Another thing that I learnt the theory of, and was then able to see in action, was organizational behavior. Unless you’re actually aware of it, it’s a bit like body language training. You start to realize that things aren’t happening randomly. Aspects of company culture,, formal and informal networks and official and unofficial leadership structures all drive, or retrain, business activity and once you’re tuned into those you can then harness them appropriately.

What are your targets for 2011?

To meet our financial plan would be the first one!

Also, to continue learning. I am devoted to continual professional development to keep me at the top of my game. Assisting in the education of others in our industry and beyond is also important to me and helps to constantly challenge my own thinking.

And frankly to have fun!  Life is too short and too tough not to have a bit of entertainment along the way!

What is the most challenging part of your work?

I would say that balancing the various demands is the most challenging. I’m not very good at saying no and probably should be better. Prioritizing is a key skill – the art of courteous refusal is still a development need!

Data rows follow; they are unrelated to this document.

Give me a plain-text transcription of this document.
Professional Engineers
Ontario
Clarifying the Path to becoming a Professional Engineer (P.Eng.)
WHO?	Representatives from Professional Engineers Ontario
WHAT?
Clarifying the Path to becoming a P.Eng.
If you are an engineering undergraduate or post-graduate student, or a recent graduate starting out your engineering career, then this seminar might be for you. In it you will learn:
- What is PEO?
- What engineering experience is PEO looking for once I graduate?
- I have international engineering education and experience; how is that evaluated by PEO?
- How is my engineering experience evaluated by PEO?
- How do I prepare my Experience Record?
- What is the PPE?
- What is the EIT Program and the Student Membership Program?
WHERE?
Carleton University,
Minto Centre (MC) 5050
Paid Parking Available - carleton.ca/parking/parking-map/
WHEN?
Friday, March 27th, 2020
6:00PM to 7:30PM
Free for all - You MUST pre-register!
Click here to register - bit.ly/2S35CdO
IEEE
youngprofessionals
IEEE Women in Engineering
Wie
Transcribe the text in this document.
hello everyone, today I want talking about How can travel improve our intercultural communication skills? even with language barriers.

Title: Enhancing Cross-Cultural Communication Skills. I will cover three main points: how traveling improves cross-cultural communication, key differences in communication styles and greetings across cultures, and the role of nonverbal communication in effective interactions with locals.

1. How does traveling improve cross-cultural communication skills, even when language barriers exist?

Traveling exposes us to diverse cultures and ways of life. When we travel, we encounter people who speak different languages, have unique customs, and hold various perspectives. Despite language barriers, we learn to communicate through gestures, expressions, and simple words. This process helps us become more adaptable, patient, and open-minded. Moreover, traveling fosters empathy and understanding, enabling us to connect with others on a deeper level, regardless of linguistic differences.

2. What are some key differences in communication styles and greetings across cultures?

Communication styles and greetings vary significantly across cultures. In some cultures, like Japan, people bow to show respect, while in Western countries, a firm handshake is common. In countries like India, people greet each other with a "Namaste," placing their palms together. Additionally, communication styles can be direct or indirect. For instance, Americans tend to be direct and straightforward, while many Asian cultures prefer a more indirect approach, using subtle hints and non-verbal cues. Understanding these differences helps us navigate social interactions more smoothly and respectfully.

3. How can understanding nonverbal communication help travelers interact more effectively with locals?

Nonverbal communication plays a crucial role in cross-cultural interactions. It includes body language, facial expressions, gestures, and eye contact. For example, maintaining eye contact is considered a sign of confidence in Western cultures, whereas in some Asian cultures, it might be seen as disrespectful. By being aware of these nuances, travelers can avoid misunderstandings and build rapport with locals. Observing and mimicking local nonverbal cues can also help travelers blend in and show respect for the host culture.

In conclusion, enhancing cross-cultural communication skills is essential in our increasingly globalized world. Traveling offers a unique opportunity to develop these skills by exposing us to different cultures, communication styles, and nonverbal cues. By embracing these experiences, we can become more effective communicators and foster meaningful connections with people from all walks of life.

Also I’d much rather be working with a client than running the business. I’m much more interested in sponsorship as a multi-faceted marketing discipline than in finance, put it that way!

What part is most enjoyable?

I think the intellectual challenge of constantly being faced with new businesses, new industry sectors and new issues to resolve, and developing robust solutions, supported by appropriate processes and practices.

What do you find most useful and interesting about the concept of iSportconnect?

For me, at the moment it’s about keeping up-to-date with the latest news. I can see that it has the potential to grow into a really great network of sports professionals in time.